The obligation to launch an MTO may be exempted by the CMB upon request by the acquirer, filed within six business days following the triggering of an MTO, in cases of:

  • acquisition of the shares or voting rights of a company as a change in its capital structure, required to strengthen the financial structure of such company under financial distress (in this case, the CMB shall investigate whether new funds are transferred to the company or whether the capital structure change is actually required);
  • selling out the part of the shares required for the mandatory tender offer or filing a written undertaking to sell out the shares within a reasonable time determined by the CMB, provided that the rights regarding the company's shares are not used in any general assembly meeting after acquiring the management control or no changes are made in the company's board of directors;
  • the change of control of the management in the parent company of the target, but not for the purpose of gaining control of the company's management. While identifying whether this condition exists, the CMB will assess certain conditions, including whether the target's contribution to the total assets of the parent company exceeds 10% as stated in the parent company's financial statements or whether the target is material to the operating volume of the parent company;
  • a sale of shares in public companies that are owned by the government (or governmental entities, bodies and agencies) under a privatization transaction; and
  • the change of control of the management of the company as a result of a merger where the surviving entity is a special purpose acquisition company (birleşme amaçlı ortaklık), provided that the shares owned by the shareholders who voted against the merger transaction in the general assembly meeting where the merger transaction is approved will be purchased in line with the principles and procedures set out in the prospectus prepared for the public offering.
  • facilities extended by banks:
  • A bank seizes the ownership of the pledged shares as part of an enforcement action upon default.
  • The pledged shares are acquired by a special purpose vehicle ("SPV") founded by a bank as part of the enforcement action upon default.
  • A bank or SPV, following their seizure, sells the pledged shares to a third party as part of the enforcement action upon default.
  • The shares are transferred to satisfy the requirements of laws or regulations that set forth certain criteria to become shareholders.
  • transfer of shares in order to observe a legislative provision determining the qualifications of a shareholder.
  • the change of management control of the public company results from inheritance or the allocation of matrimonial property or other legal obligations. 

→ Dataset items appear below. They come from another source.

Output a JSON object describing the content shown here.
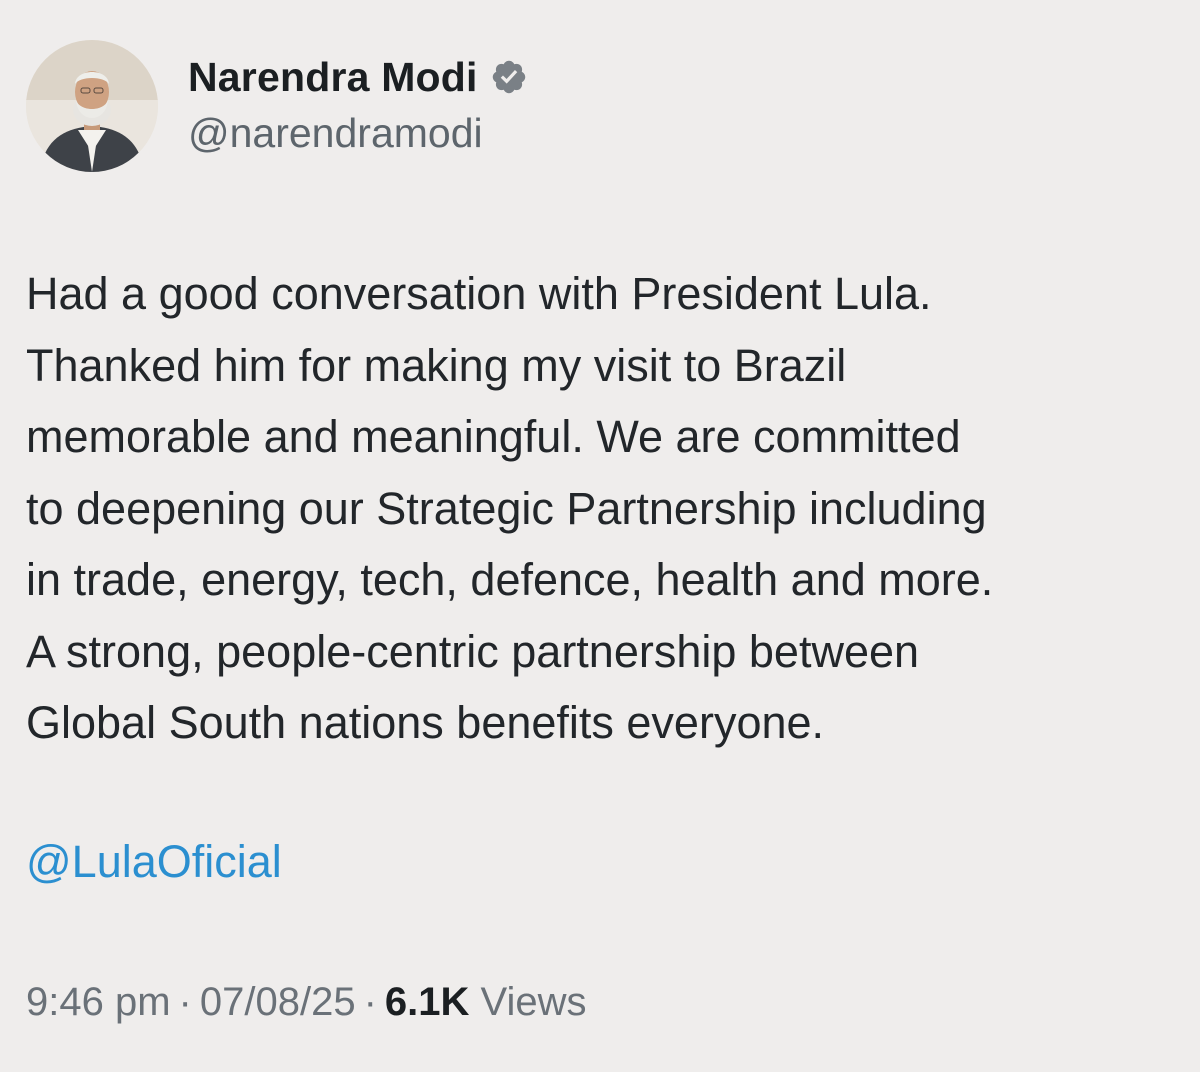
{
  "author": {
    "display_name": "Narendra Modi",
    "handle": "@narendramodi",
    "verified": true,
    "verified_badge_color": "#7a8086"
  },
  "tweet": {
    "text": "Had a good conversation with President Lula.\nThanked him for making my visit to Brazil\nmemorable and meaningful. We are committed\nto deepening our Strategic Partnership including\nin trade, energy, tech, defence, health and more.\nA strong, people-centric partnership between\nGlobal South nations benefits everyone.",
    "mention": "@LulaOficial",
    "mention_color": "#2b8fd0"
  },
  "meta": {
    "time": "9:46 pm",
    "date": "07/08/25",
    "separator": "·",
    "views_count": "6.1K",
    "views_label": "Views"
  },
  "theme": {
    "background": "#efedec",
    "text_color": "#22262a",
    "secondary_text": "#5d656c"
  }
}
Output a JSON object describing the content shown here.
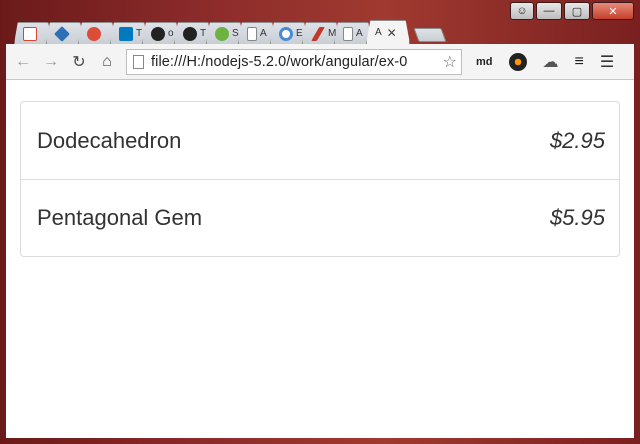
{
  "window": {
    "controls": [
      "user-icon",
      "minimize-icon",
      "maximize-icon",
      "close-icon"
    ]
  },
  "tabs": [
    {
      "title": "",
      "icon": "gmail-icon",
      "color": "#d44638"
    },
    {
      "title": "",
      "icon": "drive-icon",
      "color": "#2f6fb5"
    },
    {
      "title": "",
      "icon": "google-plus-icon",
      "color": "#dd4b39"
    },
    {
      "title": "T",
      "icon": "trello-icon",
      "color": "#0079bf"
    },
    {
      "title": "o",
      "icon": "github-icon",
      "color": "#222222"
    },
    {
      "title": "T",
      "icon": "github-icon",
      "color": "#222222"
    },
    {
      "title": "S",
      "icon": "spring-icon",
      "color": "#6db33f"
    },
    {
      "title": "A",
      "icon": "page-icon",
      "color": "#9e9e9e"
    },
    {
      "title": "E",
      "icon": "circle-icon",
      "color": "#4a8ad4"
    },
    {
      "title": "M",
      "icon": "feather-icon",
      "color": "#c0392b"
    },
    {
      "title": "A",
      "icon": "page-icon",
      "color": "#9e9e9e"
    },
    {
      "title": "A",
      "icon": "none",
      "color": "#ffffff",
      "active": true
    }
  ],
  "toolbar": {
    "url": "file:///H:/nodejs-5.2.0/work/angular/ex-0",
    "extensions": [
      "md"
    ]
  },
  "products": [
    {
      "name": "Dodecahedron",
      "price": "$2.95"
    },
    {
      "name": "Pentagonal Gem",
      "price": "$5.95"
    }
  ]
}
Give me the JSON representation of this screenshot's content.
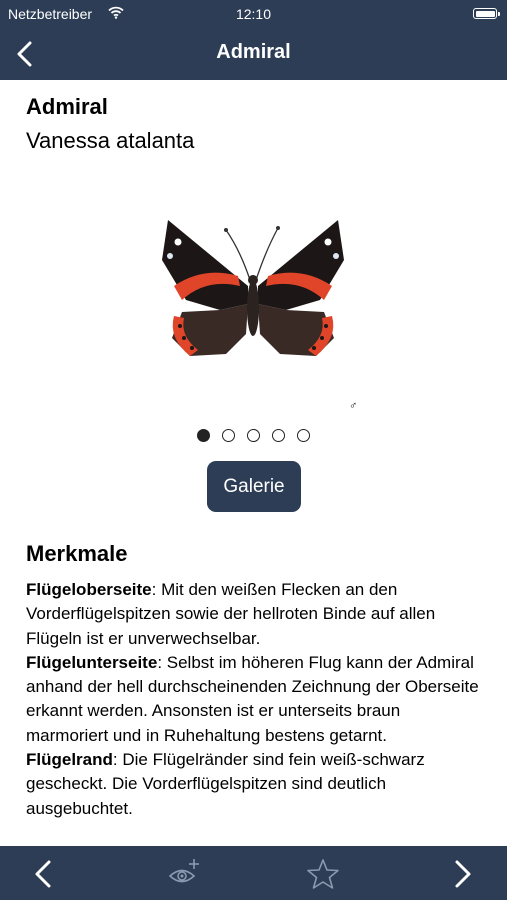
{
  "status_bar": {
    "carrier": "Netzbetreiber",
    "time": "12:10",
    "icons": [
      "wifi-icon",
      "battery-icon"
    ]
  },
  "nav_bar": {
    "title": "Admiral",
    "back_icon": "chevron-left-icon"
  },
  "species": {
    "name": "Admiral",
    "latin_name": "Vanessa atalanta",
    "sex_symbol": "♂"
  },
  "carousel": {
    "page_count": 5,
    "active_index": 0
  },
  "gallery_button": {
    "label": "Galerie"
  },
  "features": {
    "heading": "Merkmale",
    "items": [
      {
        "term": "Flügeloberseite",
        "text": ": Mit den weißen Flecken an den Vorderflügelspitzen sowie der hellroten Binde auf allen Flügeln ist er unverwechselbar."
      },
      {
        "term": "Flügelunterseite",
        "text": ": Selbst im höheren Flug kann der Admiral anhand der hell durchscheinenden Zeichnung der Oberseite erkannt werden. Ansonsten ist er unterseits braun marmoriert und in Ruhehaltung bestens getarnt."
      },
      {
        "term": "Flügelrand",
        "text": ": Die Flügelränder sind fein weiß-schwarz gescheckt. Die Vorderflügelspitzen sind deutlich ausgebuchtet."
      }
    ]
  },
  "toolbar": {
    "icons": [
      "previous-icon",
      "eye-plus-icon",
      "star-icon",
      "next-icon"
    ]
  },
  "colors": {
    "bar_background": "#2c3d55",
    "bar_foreground": "#ffffff",
    "butterfly_band": "#e0452a"
  }
}
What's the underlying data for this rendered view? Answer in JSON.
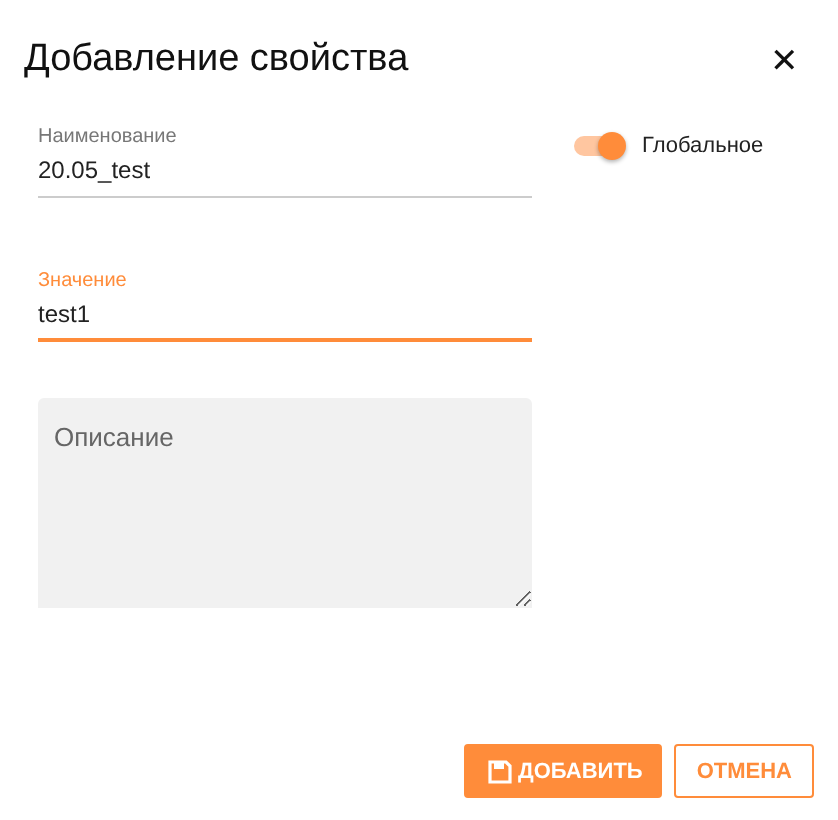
{
  "dialog": {
    "title": "Добавление свойства",
    "close": "✕"
  },
  "fields": [
    {
      "label": "Наименование",
      "value": "20.05_test",
      "focused": false
    },
    {
      "label": "Значение",
      "value": "test1",
      "focused": true
    }
  ],
  "global_toggle": {
    "label": "Глобальное",
    "on": true
  },
  "description": {
    "placeholder": "Описание"
  },
  "buttons": [
    {
      "label": "ДОБАВИТЬ",
      "kind": "primary"
    },
    {
      "label": "ОТМЕНА",
      "kind": "secondary"
    }
  ]
}
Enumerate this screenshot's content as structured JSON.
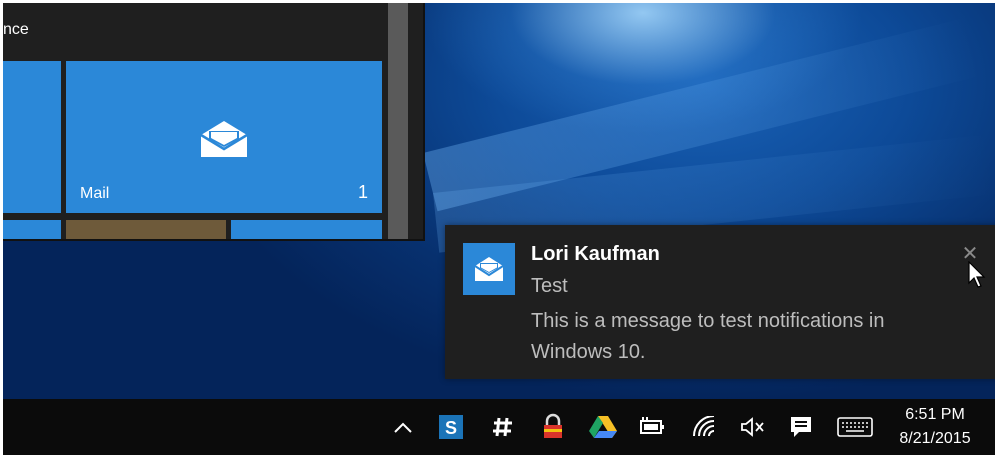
{
  "start_menu": {
    "partial_label": "nce",
    "mail_tile": {
      "name": "Mail",
      "badge_count": "1",
      "icon": "mail-icon"
    }
  },
  "notification": {
    "icon": "mail-icon",
    "sender": "Lori Kaufman",
    "subject": "Test",
    "body": "This is a message to test notifications in Windows 10.",
    "close_icon": "close-icon"
  },
  "taskbar": {
    "tray_icons": [
      "chevron-up-icon",
      "snagit-icon",
      "slack-icon",
      "security-lock-icon",
      "google-drive-icon",
      "battery-power-icon",
      "wifi-icon",
      "volume-muted-icon",
      "action-center-icon",
      "touch-keyboard-icon"
    ],
    "clock": {
      "time": "6:51 PM",
      "date": "8/21/2015"
    }
  },
  "colors": {
    "accent": "#2b88d8",
    "toast_bg": "#1f1f1f",
    "taskbar_bg": "#0b0b0b"
  }
}
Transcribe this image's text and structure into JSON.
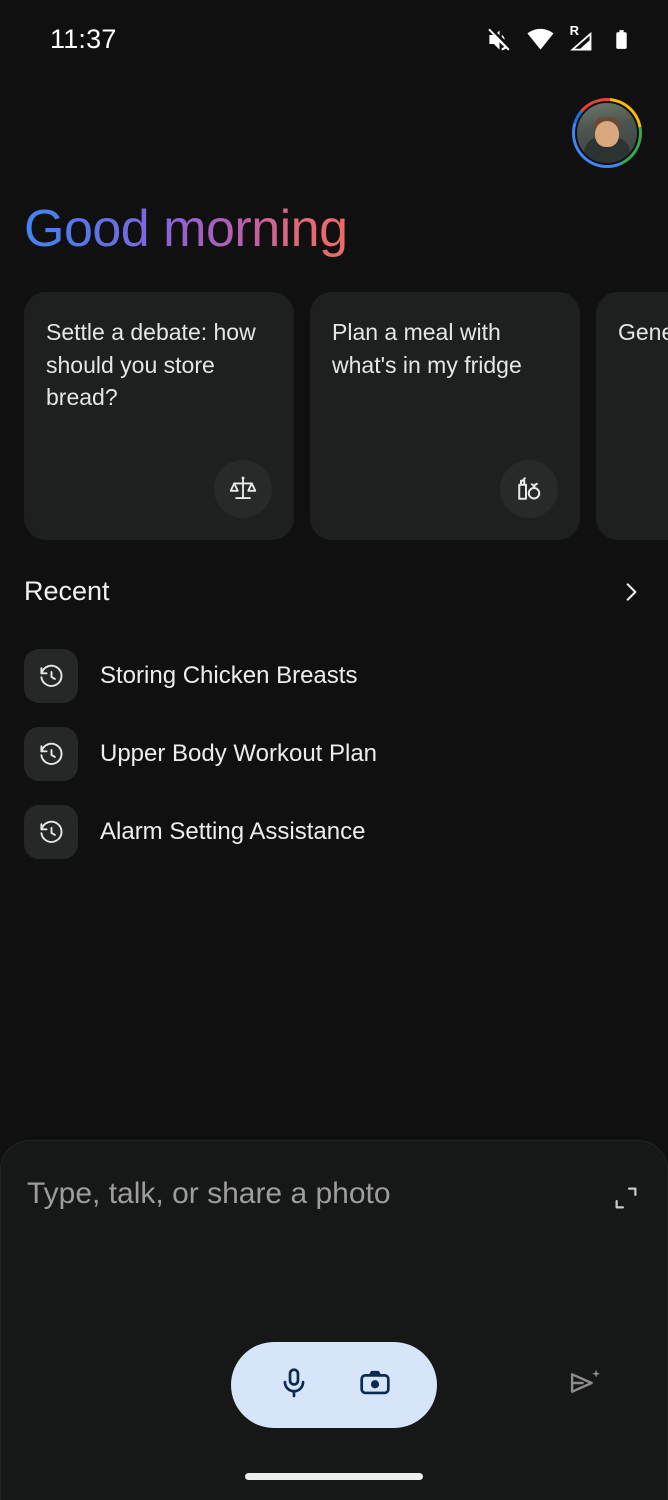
{
  "status_bar": {
    "time": "11:37",
    "icons": [
      "volume-off-icon",
      "wifi-icon",
      "cellular-roaming-icon",
      "battery-icon"
    ],
    "roaming_label": "R"
  },
  "account": {
    "avatar_name": "user-avatar"
  },
  "greeting": {
    "text": "Good morning",
    "gradient_start": "#4285f4",
    "gradient_mid": "#9a5fc4",
    "gradient_end": "#ec6b63"
  },
  "suggestion_cards": [
    {
      "text": "Settle a debate: how should you store bread?",
      "icon": "scales-balance-icon"
    },
    {
      "text": "Plan a meal with what's in my fridge",
      "icon": "grocery-icon"
    },
    {
      "text": "Gene water",
      "icon": "water-icon"
    }
  ],
  "recent": {
    "title": "Recent",
    "chevron": "chevron-right-icon",
    "items": [
      {
        "label": "Storing Chicken Breasts",
        "icon": "history-icon"
      },
      {
        "label": "Upper Body Workout Plan",
        "icon": "history-icon"
      },
      {
        "label": "Alarm Setting Assistance",
        "icon": "history-icon"
      }
    ]
  },
  "composer": {
    "placeholder": "Type, talk, or share a photo",
    "value": "",
    "expand_icon": "expand-icon",
    "mic_icon": "microphone-icon",
    "camera_icon": "camera-icon",
    "send_icon": "send-sparkle-icon",
    "pill_color": "#d7e5fb",
    "pill_icon_color": "#0b2a52"
  },
  "system_nav": {
    "handle": "home-gesture-handle"
  }
}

In terms of the price offered and the form of the consideration, the rules below apply in case of an MTO, where the CMB will have ultimate discretion:

  • The offer price may be paid in cash, listed securities or a combination of both. However, a seller must approve the payments in securities in order for the offeror to pay the seller in listed securities, partially or fully.
  • The MTO price calculation methods differ depending on whether the target is acquired indirectly or has different classes of shares with different shareholding rights or privileges.
  • The Tender Offer Communiqué provides that, in determining the minimum MTO price, price adjustment mechanisms, additional payment options and other elements that can either directly be considered a part of the purchase price or that arise as a result of fulfilling certain post-closing conditions must also be considered.
  • if the CMB decides that there have been extraordinary developments affecting the Turkish economy or the public company's industry during the periods used as a basis to calculate the daily adjusted average prices of the public company's shares, the time period during which such developments occurred is disregarded and the calculation period is adjusted accordingly.
  • If deemed necessary by the CMB, the CMB can ask for a valuation report to determine the MTO price. Furthermore, the CMB has the power to allow or require an amendment of the price, including if it appears that, apart from the consideration offered, special direct or indirect advantages are granted to certain transferors of the securities.